4 Things I Wish I Knew Before Starting University
It's September again. Whilst my fresher's week fun may have ended 4 years and 11 months ago (who's counting?), others are just about to embark on the rollercoaster ride that is University. Let me tell you, University is a mad trip. It's a trip that I'm sure you are not prepared for. Whether it's living away from home, a different style of learning or the freedom to really manage your own time - there will be a lot of things to get used to. As someone who picked up and moved to the other side of the country and then across the channel (well more like over the Bay of Biscay) during my University career, I thought I'd offer some advice for those of you who are about to begin the best, and possibly most challenging, three or four years of your life to date.
1) Don't get the Student Overdraft.
Just say NO. If there is only one thing you take away from this whole list let it be this: you do not need a student overdraft. Student overdrafts are very very tempting. It's a huge sum of money that you can spend for free, for up to four years. It's very easy to forget you've got no money when your bank account is saying "Bank Balance: £5, Available Balance: £1,505".

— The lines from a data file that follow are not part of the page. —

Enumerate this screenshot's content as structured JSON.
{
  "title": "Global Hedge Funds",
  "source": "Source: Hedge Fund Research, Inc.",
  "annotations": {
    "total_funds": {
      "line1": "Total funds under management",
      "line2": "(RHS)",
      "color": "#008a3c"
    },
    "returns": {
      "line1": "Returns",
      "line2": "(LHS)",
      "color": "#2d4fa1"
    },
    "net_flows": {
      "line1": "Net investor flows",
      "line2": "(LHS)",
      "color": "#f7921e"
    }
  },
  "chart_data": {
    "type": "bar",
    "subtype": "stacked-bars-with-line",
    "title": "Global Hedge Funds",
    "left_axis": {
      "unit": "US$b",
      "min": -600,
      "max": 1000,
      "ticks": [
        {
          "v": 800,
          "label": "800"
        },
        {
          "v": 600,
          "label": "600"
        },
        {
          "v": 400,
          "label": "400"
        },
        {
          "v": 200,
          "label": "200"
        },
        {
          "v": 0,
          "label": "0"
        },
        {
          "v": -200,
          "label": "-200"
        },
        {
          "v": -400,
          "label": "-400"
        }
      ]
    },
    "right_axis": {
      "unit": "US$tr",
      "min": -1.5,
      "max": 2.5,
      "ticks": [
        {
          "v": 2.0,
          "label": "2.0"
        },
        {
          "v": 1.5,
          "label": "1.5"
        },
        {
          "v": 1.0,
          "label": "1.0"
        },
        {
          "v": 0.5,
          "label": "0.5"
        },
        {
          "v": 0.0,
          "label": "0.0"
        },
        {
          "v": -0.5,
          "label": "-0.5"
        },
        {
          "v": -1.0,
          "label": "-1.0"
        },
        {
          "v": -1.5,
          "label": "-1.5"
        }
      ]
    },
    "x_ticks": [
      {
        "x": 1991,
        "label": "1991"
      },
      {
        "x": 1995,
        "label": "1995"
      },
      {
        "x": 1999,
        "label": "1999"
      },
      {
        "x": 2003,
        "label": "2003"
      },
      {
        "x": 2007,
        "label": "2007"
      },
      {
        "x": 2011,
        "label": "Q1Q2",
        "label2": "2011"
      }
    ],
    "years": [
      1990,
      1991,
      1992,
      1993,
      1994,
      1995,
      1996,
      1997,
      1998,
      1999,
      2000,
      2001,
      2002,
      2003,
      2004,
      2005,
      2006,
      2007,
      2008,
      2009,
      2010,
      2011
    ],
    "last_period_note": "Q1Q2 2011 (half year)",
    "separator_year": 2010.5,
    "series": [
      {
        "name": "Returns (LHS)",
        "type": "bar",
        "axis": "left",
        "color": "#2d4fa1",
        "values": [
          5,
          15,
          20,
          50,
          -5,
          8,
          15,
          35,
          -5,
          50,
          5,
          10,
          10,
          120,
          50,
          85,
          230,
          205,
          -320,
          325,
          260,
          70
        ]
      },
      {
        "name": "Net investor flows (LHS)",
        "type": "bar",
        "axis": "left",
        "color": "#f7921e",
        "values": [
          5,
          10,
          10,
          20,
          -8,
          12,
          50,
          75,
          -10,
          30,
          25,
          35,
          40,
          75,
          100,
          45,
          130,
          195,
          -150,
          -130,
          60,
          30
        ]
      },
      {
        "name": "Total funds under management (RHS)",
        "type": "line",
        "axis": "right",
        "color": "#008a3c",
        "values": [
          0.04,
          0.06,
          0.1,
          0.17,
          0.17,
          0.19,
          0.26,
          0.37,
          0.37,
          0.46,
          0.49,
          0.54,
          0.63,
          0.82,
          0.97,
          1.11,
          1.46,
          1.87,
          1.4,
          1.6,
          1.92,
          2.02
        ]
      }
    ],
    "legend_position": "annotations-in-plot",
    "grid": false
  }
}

Let me tell you, once you're in it, you're in it. First year will roll into second year and you will still be in your overdraft; second year will roll into final year and you will still be in that overdraft. You then graduate, shit gets real and you will still be in your overdraft. Interest rates will then hike up or you will get the bank putting you on a payment plan, squeezing even more out of your graduate salary. You do not need an overdraft, the Boohoo "back to school" sale can wait and Thursday club will be popping for many Thursdays to come. Just say NO folks.

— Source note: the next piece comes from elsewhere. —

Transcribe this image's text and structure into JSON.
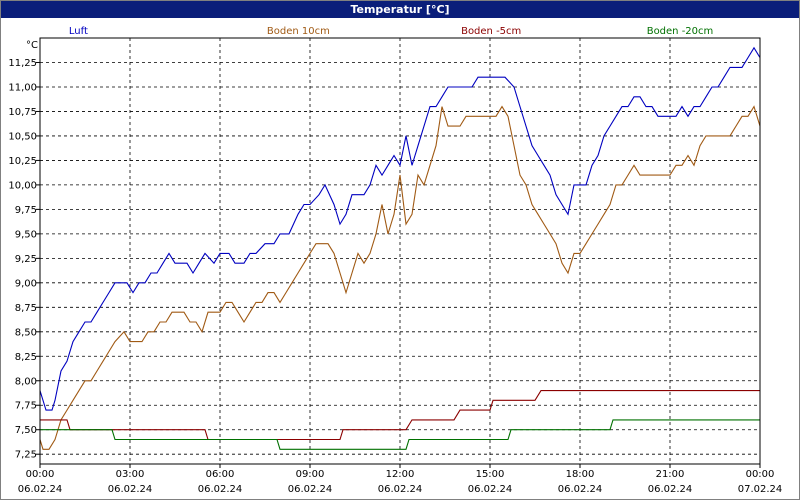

2) Save your student loan.
On that same note, save your student loan. I'm not saying save all of it but save as much of it as you can. Adult life is tough and, trust me, you'll never have enough money. So give yourself a head start and put some of that student loan away. When I look back on my four years at Uni, my student loan worked out to be about £500 per month. If I had saved just £50 for every month that I was in Uni, I would have had £1800 saved up by Graduation.
When you break that down that's:
2 months worth of Rent & Bills (Not in London ha!, but elsewhere in the country)
18 months worth of Groceries
2 Weeks All Inclusive To Cape Verde or 2 weeks backpacking around Colombia.
If you push that up to £100 a month that's about £4000 from a four year course.
Granted saving a student loan isn’t exactly exciting and may not always be possible as accommodation, textbooks (although you shouldn’t buy them unless you really have to), groceries etc are expensive. But if you can get a part time job or are fortunate enough to have help from parents, definitely try to save some of that loan.
3) Hit the Ground Running
Okay, not Day 1, enjoy Freshers, hell enjoy first Semester but don't fucking slack for 3 years. I don’t just mean face your books either. Of course, work hard and be prepared for your seminars ( I’ll leave lecture attendance at your discretion) but take every opportunity you can at uni. Whether it’s getting a student rep campus job for a company you might like to work for in the future or becoming involved in student union committees or even volunteering through your university, take advantage of the network building opportunities. You're paying £9K a year so get your moneys worth.
Although major bonus points if you can party all through Uni and still get your work done - that, my friend, makes you the MVP.
4) Use the resources available when things get too tough.
The last but by no means the least important tip on this list. University can be really hard at times. Whether you're struggling to adjust to your new surroundings, with your course or with the prospect of graduate life there will always be challenges. You don't have to struggle alone. There are so many resources on campus that are designed to help you through it all and best of all they are free. For example, at Newcastle we had a fabulous Student Services team who were readily available to assist you with everything from housing issues to mental health concerns and lecturers were always more than willing to answer any course related questions.
Make sure you familiarise yourself with the various services offered and find out your lecturers' office hours ASAP - you don't want to be scrambling to find help when you're already at breaking point! Utilise all the services and the help offered to you and don't ever feel embarrassed to reach out for the help you need.
I want to finish by pointing out that everyone's University experience is different. Regardless of where you go and what degree you study, make the most of your time at University. Push through the challenges (within reason of course) and take advantage of the unique opportunities offered to you as a University student.
This post is dedicated to my (not so) baby brother who is off to University this month. How time flies, eh?! Good Luck Jake, I'm so proud of you! I know you'll smash it and have a great time doing it!